La pression foncière est plus forte aux limites de l’agglomération, dont les vallées sont très prisées. On constate que les PNR ne freinent pas l’étalement urbain, et que le nombre d’exploitations diminue, en particulier les petites exploitations. Ce littoral devient le lieu stratégique pour mobiliser les nouveaux urbains à l’échelle régionale. La démarche de Thierry Laverne à Marcoussis, dans l’Essonne, en est un exemple. Transcrite directement en actes par la pratique expérimentale d’une association d’élus qui reconfigurent l’espace politique en même temps que l’espace paysager, le succès du Triangle Vert révèle que des valeurs culturelles encore éparses, investies actuellement dans ces périphéries plus ou moins agricoles, sont à même d’organiser naturellement un co–voisinage d’activités structurant de nouvelles figures de villes. Profitant de la complémentarité apportée par l’agriculture urbaine, les périurbains deviennent les premiers à défendre les liaisons vertes et bleues. Les bases sont ainsi posées pour une troisième voie, celle de la ville littorale, pivot du bien–être de toute une agglomération qui, pour le coup, deviendrait durable. Cette nouvelle armature littorale redonneraitdu sens à l’échelle régionale, avec un ancrage et une identité retrouvés. Une structure en réseau, avec des nœuds et des portes d’entrée, etc. des ports, comme l’avait imaginé à son échelle le paysagiste Alphand pour la figure urbaine de Paris au XIXe siècle. Cette toute nouvelle figure de la région et de sa représentation ne seraient plus signifiées par la seule axialité historique laborieusement prolongée jusqu’à La Défense, figure en bout de course qui n’est plus à l’échelle de l’ampleur de l’agglomération, mais par de nouveaux couloirs agri–urbains, générateurs d’intensification ou d’apaisement urbain, qu’il reste à dessiner et à inventer pour organiser un nouveau paysage. Le dessin ci–dessous, lauréat en 2012 des ateliers du grand paysage de la région, ouvre ce nouveau champ.
5 – Côté alimentation :
Force est de constater que la prise de conscience qui concerne le cadre de vie touche beaucoup moins la réalité des pratiques alimentaires. L’apparente abondance et l’omniprésence de la nourriture ont fait oublier sa valeur. Habituée à consommer tout produit en tout temps, hors saison, hors territoires, la société vit détachée de la réalité de la production alimentaire. L’émergence de la question alimentaire dans les débats français a été jusqu’ici cantonnée aux spécialistes de la production et de la consommation. Néanmoins, dans ce domaine, certaines collectivités locales sont en pointe et leurs démarches, inspirées par l’amélioration des repas dans les écoles, se voient largement reconnues par les populations locales. Des communes ont ainsi créé des commissions pour des menus innovants, ou fixé des objectifs ambitieux, comme celui de la ville de Paris, d’atteindre 30 % d’alimentation « durable » en 2014. Les liens entre la question alimentaire (et même sanitaire) et la production locale pourraient–ils alors se traduire sur le territoire par le biais, par exemple, de la nomination d’un élu « Adjoint à l’alimentation communale ou intercommunale » qui aurait, pourquoi pas, un rôle permettant de franchir les limites communales afin de créer des complémentarités entre communes comme de catalyser les initiatives publiques et privées, locales et régionales, individuelles et associatives, rurales et urbaines ?

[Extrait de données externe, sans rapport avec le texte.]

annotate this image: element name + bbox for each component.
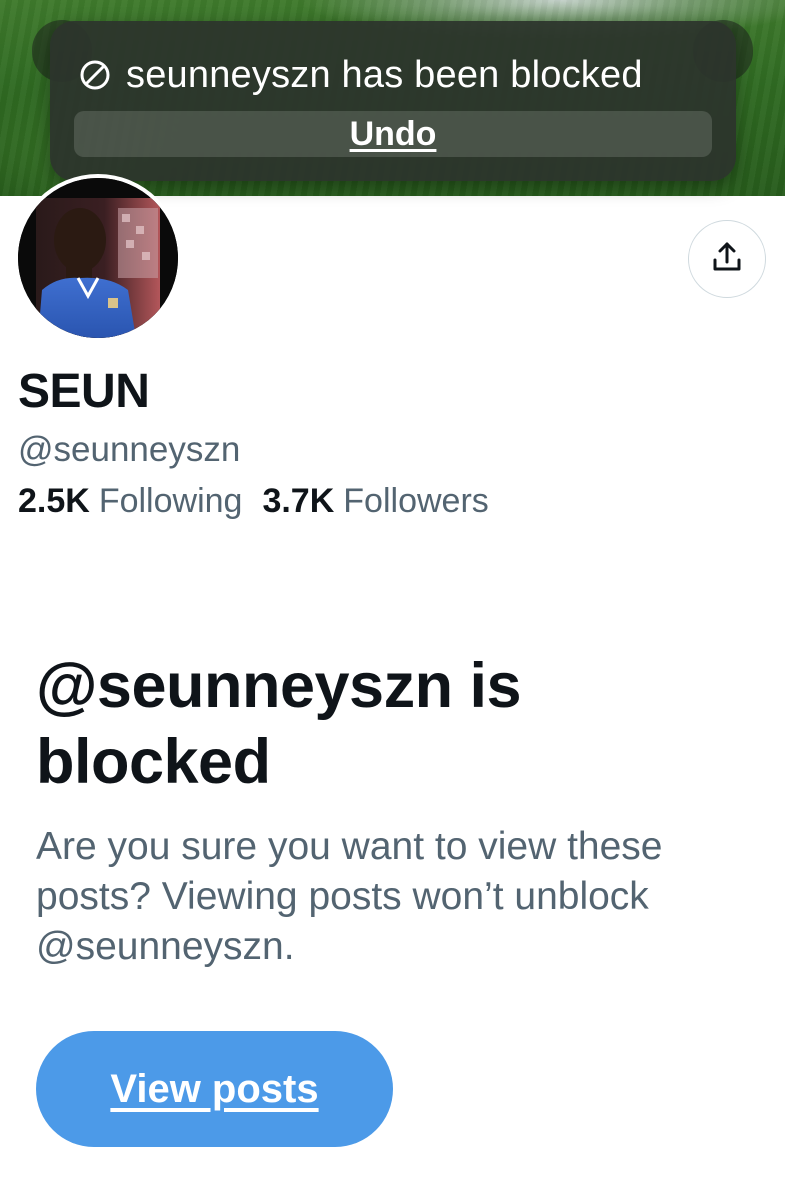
avatar-photo (18, 178, 178, 338)
share-button[interactable] (688, 220, 766, 298)
following-label: Following (98, 482, 243, 520)
avatar[interactable] (14, 174, 182, 342)
share-upload-icon (710, 240, 744, 279)
followers-count: 3.7K (262, 482, 335, 520)
profile-page: seunneyszn has been blocked Undo SEUN @s… (0, 0, 785, 1200)
profile-handle: @seunneyszn (18, 430, 241, 469)
toast-message: seunneyszn has been blocked (126, 53, 643, 96)
blocked-description: Are you sure you want to view these post… (36, 825, 663, 968)
view-posts-button[interactable]: View posts (36, 1031, 393, 1147)
blocked-title: @seunneyszn is blocked (36, 651, 522, 797)
followers-link[interactable]: 3.7K Followers (262, 482, 488, 521)
toast-message-row: seunneyszn has been blocked (78, 51, 643, 99)
blocked-toast: seunneyszn has been blocked Undo (50, 21, 736, 181)
following-count: 2.5K (18, 482, 90, 520)
profile-stats: 2.5K Following 3.7K Followers (18, 482, 509, 521)
following-link[interactable]: 2.5K Following (18, 482, 242, 521)
followers-label: Followers (343, 482, 489, 520)
profile-display-name: SEUN (18, 365, 150, 418)
blocked-circle-icon (78, 58, 112, 92)
undo-button[interactable]: Undo (74, 111, 712, 157)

Un projet de ville décentré
Il s’agit de dessiner collectivement puis de construire cette infrastructure agro–écologique qui permettra de reconnaître le rôle social et urbain des franges d’agglomération. Ce serait, pour la Région, l’occasion de faire émerger un projet complémentaire au projet du Grand Paris comme à celui de Paris Métropole ciblé sur les 450 km² de la première couronne, tandis que celui de la région intéresse 12 000km². C’est donc aux abords de la métropole, dans cette lisière qui constitue près de 20 % de la région, que le territoire doit puiser son inspiration pour créer la ville agriurbaine du XXIe siècle. Ces espaces qui, par leurs contradictions, contraintes et frictions sont moteurs d’innovation, prouvent qu’il est possible de réinventer les rapports entre la société urbaine et son environnement en renouant avec le territoire. Ce « décentrement » se joue au sens propre et au sens figuré. A l’avenir, l’agroalimentaire intégrera le champ de l’urbain via les vallées technologiques, là où la production et la transformation des denrées mobilisent des laboratoires d’étude et de recherche. Dans cette hypothèse très actuelle, le couplage urbain–rural ne s’opposera plus à l’ancien rural artisanal mais à l’urbain d’hier, manufacturé et fabriqué mécaniquement.
De la fin de cette opposition ville–campagne sortira un nouveau contrat socio–agricole apte à produire le territoire à toutes les échelles, avec une combinaison de règles et une liberté d’initiative. L’agriculture s’affirmera comme véritablement multifonctionnelle, reconnue à la fois comme activité économique, composante de l’armature spatiale et paysagère du territoire et support identitaire. Cette nouvelle légitimation lui permettra d’accéder au rang de bien commun et de donner du sens au territoire qu’elle occupe.
L’attente des territoires et des élus est forte, les initiatives se multiplient et ce nouveau modèle est d’ores et déjà en cours de définition.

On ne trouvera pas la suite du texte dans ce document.